I have been moved to tears only four (or maybe 5) times while listening to opera. The first three were Si, Mi Chiamano Mimi with Victoria De Los Angeles, and Che Gelida Manina with Jussi Björling, and D’Amor Sull’Ali Rosee with Zinka Milanov. The fourth recording is in this section: Con Onor Muore with Victoria De Los Angeles. You will hear that when she sings, “Guarda Ben,” at the end of this recording, it will send chills through your spine. It is sad, dramatic, and extremely moving. It is the last scene of Madama Butterfly where Butterfly sees the child that her and her husband had together for the last time. Her husband is running halfway across the world with her child, and another woman. “Guarda Ben,” means roughly “look well,” in which she is saying to her child, “look well, because you will never see me again.” She then commits suicide. The other dramatic parts after this – respectively – are when Romeo attacks Mercutio for having killed Tybalt, when Luigi tells his lover that he will kill her and make an ornament out of her heart if he ever leaves her, when a clown during a play violently denounces his wife for infidelity being that this play mimics real life, as Don Jose tells Carmen (after she tears his life apart in order to have him), that if he can’t have her, no one will, and when Don Carlo convinces Don Alvaro (a priest) to duel to the death. If you want emotionally exciting music. You have found it.
Open this playlist in spotify, here.
The exact clips I prepared for the recordings I list here are Il Tabarro – 1:59-3:20, Romeo et Juliette – 6:11-7:25, Madama Butterfly – 1:46-2:48, La Forza Del Destino – 5:43-7:43, and Carmen – 7:48-10:12.
Here Luigi -in the middle of an affair – tells his lover that if she ever leaves him, he will kill her and make an ornament out of her heart.

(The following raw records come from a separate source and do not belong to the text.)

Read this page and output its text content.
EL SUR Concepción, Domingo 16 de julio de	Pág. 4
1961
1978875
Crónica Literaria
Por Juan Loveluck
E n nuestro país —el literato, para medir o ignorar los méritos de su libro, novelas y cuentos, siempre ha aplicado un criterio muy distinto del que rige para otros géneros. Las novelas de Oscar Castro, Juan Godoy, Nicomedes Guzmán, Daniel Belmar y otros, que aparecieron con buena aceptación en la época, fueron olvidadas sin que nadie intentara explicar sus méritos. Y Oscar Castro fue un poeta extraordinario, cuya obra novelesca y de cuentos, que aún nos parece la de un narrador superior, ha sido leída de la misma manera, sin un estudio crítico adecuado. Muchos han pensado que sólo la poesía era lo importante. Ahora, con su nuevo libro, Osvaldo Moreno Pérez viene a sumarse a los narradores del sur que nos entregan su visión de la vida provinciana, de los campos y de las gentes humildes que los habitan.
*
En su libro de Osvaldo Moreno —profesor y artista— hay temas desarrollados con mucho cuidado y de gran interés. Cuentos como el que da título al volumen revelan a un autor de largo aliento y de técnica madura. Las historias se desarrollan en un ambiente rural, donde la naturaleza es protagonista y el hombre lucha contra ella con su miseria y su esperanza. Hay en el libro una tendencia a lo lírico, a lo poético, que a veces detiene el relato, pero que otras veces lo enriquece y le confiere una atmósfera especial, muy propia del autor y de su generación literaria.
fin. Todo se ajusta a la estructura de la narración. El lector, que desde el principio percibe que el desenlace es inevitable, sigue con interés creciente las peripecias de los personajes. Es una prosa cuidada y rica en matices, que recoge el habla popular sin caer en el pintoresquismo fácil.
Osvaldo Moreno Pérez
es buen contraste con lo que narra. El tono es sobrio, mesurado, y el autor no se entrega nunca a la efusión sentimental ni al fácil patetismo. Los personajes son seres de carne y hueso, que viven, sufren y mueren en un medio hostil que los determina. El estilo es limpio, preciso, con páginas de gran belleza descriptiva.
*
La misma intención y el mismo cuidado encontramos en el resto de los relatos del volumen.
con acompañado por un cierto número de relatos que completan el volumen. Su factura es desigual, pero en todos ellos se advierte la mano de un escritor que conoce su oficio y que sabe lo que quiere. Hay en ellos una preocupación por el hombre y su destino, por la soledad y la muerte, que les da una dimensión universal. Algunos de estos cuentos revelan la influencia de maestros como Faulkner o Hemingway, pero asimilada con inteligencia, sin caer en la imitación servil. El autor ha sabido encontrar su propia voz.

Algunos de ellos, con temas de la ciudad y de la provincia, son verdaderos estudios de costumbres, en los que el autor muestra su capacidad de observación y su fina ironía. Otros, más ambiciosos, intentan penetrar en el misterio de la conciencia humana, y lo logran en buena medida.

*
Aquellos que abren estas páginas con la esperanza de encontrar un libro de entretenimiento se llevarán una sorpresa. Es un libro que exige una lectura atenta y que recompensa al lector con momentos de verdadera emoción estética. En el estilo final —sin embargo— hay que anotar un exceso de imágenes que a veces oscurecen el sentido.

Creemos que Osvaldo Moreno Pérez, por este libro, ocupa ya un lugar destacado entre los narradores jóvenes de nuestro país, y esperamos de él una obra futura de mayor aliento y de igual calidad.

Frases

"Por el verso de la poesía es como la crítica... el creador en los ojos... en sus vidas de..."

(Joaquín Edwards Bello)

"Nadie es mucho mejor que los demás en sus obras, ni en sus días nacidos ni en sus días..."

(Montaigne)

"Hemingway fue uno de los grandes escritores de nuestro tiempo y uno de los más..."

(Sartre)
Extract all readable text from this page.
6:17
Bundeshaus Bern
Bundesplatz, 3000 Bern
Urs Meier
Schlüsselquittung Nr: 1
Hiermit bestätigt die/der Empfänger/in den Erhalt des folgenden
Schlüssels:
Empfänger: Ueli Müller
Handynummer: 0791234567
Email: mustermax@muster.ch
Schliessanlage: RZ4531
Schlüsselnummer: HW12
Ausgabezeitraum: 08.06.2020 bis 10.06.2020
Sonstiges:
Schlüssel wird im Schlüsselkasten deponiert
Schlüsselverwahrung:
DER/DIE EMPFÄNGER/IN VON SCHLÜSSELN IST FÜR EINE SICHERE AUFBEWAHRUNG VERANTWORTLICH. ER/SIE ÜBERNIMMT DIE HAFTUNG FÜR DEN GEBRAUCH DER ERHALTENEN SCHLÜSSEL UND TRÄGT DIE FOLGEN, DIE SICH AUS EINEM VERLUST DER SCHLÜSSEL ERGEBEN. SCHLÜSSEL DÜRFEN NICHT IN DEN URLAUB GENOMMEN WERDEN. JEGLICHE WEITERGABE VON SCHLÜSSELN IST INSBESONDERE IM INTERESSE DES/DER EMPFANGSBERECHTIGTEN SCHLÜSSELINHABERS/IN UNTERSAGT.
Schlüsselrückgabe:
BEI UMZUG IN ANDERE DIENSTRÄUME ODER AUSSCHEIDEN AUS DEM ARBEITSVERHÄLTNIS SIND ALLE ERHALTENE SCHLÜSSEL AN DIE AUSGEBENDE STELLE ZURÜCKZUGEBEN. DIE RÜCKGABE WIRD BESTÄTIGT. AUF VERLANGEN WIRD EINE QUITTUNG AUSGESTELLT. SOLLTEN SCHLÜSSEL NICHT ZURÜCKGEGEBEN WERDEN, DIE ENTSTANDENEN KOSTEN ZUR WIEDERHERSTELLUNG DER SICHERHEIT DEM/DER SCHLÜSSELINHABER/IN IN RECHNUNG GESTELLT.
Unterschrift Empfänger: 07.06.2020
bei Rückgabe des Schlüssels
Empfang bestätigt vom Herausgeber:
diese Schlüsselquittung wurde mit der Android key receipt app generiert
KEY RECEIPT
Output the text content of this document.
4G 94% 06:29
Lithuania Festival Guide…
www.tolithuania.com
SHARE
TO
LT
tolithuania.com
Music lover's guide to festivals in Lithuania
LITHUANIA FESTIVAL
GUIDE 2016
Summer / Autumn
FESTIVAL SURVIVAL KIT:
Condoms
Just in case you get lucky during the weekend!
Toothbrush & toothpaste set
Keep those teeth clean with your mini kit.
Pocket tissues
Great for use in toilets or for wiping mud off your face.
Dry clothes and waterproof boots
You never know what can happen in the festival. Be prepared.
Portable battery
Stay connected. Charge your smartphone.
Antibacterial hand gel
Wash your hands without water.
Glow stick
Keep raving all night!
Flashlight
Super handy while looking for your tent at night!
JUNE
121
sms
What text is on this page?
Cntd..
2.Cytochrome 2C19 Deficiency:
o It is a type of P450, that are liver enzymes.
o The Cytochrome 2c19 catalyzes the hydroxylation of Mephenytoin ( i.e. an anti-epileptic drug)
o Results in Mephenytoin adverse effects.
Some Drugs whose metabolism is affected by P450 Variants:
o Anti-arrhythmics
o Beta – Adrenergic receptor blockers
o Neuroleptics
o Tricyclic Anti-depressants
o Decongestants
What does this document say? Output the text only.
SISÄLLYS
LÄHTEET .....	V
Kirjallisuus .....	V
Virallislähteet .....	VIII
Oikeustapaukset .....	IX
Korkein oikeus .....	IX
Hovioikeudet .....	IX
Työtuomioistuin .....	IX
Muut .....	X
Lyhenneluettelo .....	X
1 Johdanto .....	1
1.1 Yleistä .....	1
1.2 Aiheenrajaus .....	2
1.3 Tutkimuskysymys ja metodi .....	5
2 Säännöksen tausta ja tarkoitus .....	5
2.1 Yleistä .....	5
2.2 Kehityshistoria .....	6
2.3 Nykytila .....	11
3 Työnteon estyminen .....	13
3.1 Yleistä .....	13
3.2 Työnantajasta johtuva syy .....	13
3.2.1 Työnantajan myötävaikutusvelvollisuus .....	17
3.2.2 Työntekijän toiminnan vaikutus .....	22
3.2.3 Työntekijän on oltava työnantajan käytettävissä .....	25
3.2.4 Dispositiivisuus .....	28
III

Placido does a very good job of rendering the scene. Think you have seen jealousy before?
Raoul Jobin’s high notes here have a crazy resonance to them that is unlike what I have heard from most other singers. Here, he violently denounces Mercutio for having killed Tybalt. One of my friends told me that Raoul Join only had three fingers on one hand. I think he told me that he lost some of them in a war.
This is the recording that made me cry before and then stare at the wall. If you didn’t read about this in the introduction to this post, definitely check it out.
Here, the tenor screams, “un brando (a sword),” as Don Carlo convinces him to duel to the death to avenge his father’s death. This is from my favorite opera.
This is one of the most exciting scenes of the opera. The script (known more often as the libretto) is very well written in this opera. This is the scene where the play and reality converge as a clown is denouncing his wife for infidelity before a crowd that thinks it is only part of the play, not real life. His first sentence is, “No Pagliaccio non son! Se il viso e pallido, e di vergognia e smania di vendetta!” This means, “No, I am not a clown! If my face is white it is from shame and a thirst for vengeance!”
Carmen was a bad woman. She seduced Don Jose to leave everything for her, and once he did, she threw him in the garage and went after another man. He screams for her to go off with him. She refuses, and being that he can’t stand it any longer, he takes her life. I went through tons of recordings, and I found that Gigli renders the high note the best, and that he acts the part very voraciously. However, in the original French, the high note doesn’t fall on Carmen’s name, but rather the word, “Demon.” Don Jose really tells Carmen what he thinks of her. She did some bad things. Although it is funny. She said that those who don’t fall in her hands intrigue her. She couldn’t get me in her hands if she tried! The Bible does say not even to walk down the street of a temptress.